No doubt, one of the reasons the new electronic passport renewal system will take time to get up and running is security. You don’t need to be a news junky to know that cyber hacks are a consistent and ever-growing threat today, and given the amount of sensitive information needed to renew your passport, the government will (hopefully) spare no time or expense on keeping it safe.

You still may have to get passport photos taken.

If you’re worried about missing that beloved trip to CVS or Walgreens for a passport photo shoot, rest assured it may still be a part of the process. No details have been released in regards to how passport photos will work in the new system, so while we assume that photos will simply be uploaded instead of mailed, there’s no information at this time that suggests the format for the photos will change (white background, no selfie, etc.). It would be wonderful if there was an online tool built into the renewal system to capture your photo via your computer camera, but so far, there’s no indication either way.

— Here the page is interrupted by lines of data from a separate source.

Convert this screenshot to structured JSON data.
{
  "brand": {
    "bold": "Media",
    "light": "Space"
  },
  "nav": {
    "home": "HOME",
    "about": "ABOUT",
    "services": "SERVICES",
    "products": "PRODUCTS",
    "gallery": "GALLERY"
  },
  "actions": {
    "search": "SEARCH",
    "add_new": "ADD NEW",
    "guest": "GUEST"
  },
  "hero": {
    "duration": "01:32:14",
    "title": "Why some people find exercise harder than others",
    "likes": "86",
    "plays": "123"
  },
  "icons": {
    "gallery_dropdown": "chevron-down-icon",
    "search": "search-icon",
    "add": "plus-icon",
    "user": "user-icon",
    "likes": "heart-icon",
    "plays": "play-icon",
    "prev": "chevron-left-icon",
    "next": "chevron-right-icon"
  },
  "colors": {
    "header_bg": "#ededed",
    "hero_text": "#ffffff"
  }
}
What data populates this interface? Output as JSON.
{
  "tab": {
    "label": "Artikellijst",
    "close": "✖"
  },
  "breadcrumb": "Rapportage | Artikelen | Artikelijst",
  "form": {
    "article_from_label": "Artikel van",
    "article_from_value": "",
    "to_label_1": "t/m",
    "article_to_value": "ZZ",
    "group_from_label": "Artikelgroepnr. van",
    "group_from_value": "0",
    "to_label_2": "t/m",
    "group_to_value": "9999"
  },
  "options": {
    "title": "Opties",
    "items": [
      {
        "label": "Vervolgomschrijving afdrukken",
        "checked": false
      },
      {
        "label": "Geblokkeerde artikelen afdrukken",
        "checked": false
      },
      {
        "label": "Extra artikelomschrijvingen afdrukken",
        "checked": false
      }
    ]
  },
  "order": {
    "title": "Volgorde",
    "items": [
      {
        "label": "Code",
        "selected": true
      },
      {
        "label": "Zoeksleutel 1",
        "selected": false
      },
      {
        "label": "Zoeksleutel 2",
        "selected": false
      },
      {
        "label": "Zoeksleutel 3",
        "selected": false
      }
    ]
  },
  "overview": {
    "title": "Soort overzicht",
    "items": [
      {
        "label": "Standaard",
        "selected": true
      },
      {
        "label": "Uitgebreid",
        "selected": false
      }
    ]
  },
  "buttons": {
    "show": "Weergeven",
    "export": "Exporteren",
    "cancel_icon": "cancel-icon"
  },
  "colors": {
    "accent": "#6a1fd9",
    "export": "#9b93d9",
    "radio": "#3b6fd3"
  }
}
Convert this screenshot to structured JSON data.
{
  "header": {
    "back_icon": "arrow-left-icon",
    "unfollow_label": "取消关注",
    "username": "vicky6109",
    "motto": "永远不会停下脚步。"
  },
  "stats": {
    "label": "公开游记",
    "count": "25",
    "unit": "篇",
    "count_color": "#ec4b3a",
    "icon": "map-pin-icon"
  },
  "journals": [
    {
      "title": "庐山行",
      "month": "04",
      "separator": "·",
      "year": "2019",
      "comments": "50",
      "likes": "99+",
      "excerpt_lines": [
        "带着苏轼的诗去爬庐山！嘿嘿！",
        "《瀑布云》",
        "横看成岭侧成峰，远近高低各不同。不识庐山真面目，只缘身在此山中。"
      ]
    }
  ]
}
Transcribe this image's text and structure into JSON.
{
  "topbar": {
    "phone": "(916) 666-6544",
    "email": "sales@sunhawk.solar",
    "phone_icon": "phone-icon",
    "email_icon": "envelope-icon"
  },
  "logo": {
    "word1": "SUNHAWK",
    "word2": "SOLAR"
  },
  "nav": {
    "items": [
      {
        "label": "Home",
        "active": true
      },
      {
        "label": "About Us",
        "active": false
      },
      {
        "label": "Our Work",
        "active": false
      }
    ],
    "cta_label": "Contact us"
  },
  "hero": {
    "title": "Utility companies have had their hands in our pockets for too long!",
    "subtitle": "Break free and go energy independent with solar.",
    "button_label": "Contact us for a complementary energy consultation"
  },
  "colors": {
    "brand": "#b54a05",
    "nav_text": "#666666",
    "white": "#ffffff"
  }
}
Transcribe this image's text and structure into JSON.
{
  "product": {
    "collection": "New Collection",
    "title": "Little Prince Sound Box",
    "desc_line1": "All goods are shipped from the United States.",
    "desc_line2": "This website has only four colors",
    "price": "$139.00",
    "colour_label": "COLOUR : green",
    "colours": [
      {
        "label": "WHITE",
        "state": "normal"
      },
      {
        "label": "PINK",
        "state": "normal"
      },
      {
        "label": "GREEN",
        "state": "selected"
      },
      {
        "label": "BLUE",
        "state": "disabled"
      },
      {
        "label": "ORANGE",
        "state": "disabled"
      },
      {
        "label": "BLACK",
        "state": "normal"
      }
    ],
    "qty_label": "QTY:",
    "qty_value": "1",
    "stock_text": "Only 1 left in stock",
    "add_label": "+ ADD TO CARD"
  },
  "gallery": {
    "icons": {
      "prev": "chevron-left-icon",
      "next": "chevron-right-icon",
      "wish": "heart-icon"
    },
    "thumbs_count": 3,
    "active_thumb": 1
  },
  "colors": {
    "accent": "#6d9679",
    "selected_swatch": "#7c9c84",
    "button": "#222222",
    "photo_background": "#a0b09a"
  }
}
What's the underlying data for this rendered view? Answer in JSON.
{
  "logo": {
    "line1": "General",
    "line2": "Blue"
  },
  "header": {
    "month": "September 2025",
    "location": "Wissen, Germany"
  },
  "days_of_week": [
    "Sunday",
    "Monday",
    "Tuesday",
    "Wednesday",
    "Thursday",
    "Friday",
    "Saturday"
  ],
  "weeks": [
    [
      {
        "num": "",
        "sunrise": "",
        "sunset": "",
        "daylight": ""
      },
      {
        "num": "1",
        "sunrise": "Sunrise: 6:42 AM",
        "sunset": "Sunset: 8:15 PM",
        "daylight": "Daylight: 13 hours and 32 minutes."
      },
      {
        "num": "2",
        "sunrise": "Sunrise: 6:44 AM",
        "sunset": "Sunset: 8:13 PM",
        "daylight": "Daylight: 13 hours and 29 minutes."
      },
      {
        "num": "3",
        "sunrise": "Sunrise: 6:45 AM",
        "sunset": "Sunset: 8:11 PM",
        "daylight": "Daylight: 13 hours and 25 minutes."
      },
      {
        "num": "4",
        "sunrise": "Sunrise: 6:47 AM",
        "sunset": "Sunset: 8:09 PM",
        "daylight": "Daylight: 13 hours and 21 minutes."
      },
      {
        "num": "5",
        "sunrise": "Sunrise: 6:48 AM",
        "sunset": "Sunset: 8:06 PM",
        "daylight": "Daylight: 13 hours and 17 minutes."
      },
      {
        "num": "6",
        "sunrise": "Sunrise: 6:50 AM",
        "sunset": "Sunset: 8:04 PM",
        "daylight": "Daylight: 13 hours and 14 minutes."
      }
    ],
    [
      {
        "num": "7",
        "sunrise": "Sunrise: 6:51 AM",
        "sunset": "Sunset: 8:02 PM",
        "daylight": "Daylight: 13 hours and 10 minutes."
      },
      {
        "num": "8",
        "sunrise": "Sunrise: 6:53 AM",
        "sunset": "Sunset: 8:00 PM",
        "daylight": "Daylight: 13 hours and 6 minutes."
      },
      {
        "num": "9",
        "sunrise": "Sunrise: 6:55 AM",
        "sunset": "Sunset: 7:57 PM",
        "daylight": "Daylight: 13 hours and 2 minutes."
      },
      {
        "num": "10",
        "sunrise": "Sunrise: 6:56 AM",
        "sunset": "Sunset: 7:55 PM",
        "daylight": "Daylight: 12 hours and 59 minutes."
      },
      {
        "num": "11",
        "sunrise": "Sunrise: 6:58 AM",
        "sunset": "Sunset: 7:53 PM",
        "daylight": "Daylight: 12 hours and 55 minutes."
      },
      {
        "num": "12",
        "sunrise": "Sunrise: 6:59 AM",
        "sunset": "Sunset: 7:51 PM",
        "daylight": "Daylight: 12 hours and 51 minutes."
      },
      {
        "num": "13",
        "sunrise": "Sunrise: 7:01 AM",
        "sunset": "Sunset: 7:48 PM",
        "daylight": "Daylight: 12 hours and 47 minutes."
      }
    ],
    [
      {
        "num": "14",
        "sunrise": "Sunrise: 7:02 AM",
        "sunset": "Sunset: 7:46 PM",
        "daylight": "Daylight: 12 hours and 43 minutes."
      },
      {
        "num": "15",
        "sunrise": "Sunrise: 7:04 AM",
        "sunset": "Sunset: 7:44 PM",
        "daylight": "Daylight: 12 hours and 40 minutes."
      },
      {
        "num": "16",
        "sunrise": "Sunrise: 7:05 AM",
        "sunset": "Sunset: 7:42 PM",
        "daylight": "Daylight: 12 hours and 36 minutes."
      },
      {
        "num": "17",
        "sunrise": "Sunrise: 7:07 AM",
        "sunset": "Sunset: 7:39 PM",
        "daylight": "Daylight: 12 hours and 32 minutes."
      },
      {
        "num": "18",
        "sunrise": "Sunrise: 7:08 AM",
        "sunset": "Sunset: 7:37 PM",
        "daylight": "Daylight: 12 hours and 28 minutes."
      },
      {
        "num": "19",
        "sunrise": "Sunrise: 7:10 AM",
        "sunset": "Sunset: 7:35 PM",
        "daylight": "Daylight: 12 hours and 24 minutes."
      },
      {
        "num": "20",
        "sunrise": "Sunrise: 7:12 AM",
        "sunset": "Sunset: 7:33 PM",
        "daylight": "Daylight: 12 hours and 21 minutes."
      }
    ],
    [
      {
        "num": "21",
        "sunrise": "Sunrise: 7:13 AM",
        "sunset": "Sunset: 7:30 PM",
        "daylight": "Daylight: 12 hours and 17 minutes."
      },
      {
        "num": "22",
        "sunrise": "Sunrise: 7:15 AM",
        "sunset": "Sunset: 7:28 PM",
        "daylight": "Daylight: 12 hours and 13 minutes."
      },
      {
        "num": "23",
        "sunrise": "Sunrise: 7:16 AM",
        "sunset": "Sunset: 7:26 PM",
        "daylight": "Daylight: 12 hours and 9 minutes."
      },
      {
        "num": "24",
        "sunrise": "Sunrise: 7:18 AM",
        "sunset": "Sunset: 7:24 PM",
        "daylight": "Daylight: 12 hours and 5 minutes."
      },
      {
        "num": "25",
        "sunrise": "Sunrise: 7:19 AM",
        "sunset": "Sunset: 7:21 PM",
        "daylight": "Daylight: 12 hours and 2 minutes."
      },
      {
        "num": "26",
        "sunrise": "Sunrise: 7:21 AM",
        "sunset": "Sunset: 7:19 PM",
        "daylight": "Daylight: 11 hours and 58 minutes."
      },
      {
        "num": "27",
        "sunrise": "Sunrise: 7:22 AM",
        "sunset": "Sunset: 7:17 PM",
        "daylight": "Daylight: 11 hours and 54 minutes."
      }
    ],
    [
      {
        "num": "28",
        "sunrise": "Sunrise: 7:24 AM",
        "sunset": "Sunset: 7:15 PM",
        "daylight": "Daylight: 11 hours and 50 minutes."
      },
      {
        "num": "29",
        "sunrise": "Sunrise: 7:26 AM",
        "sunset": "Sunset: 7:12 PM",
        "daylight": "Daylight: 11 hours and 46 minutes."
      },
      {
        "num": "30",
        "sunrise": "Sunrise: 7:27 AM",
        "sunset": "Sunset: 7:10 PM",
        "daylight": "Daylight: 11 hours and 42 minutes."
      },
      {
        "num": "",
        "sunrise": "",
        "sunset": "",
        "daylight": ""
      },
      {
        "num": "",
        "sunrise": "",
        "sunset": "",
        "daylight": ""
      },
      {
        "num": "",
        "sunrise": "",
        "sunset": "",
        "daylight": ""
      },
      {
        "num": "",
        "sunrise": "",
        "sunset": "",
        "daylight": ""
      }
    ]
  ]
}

Turnaround time will be “faster,” but how much faster?

A lot has been made about how renewing your passport online will reduce the stress of the old mail-in process. For most people, that is certain to be true. But, there’s also an implied promise that the new electronic process will be much faster than the current system. But how much faster?

Right now, it’s not clear, although with a current turn-around time of about 11 weeks, there’s much room for improvement. Cutting out the mail-in process on the front end should help, but the government will still need to mail you your new passport on the back end. How much quicker things progress will depend on the new system’s ability to reduce the actual processing time, and at this point, we simply have no idea how significant the reduction will be.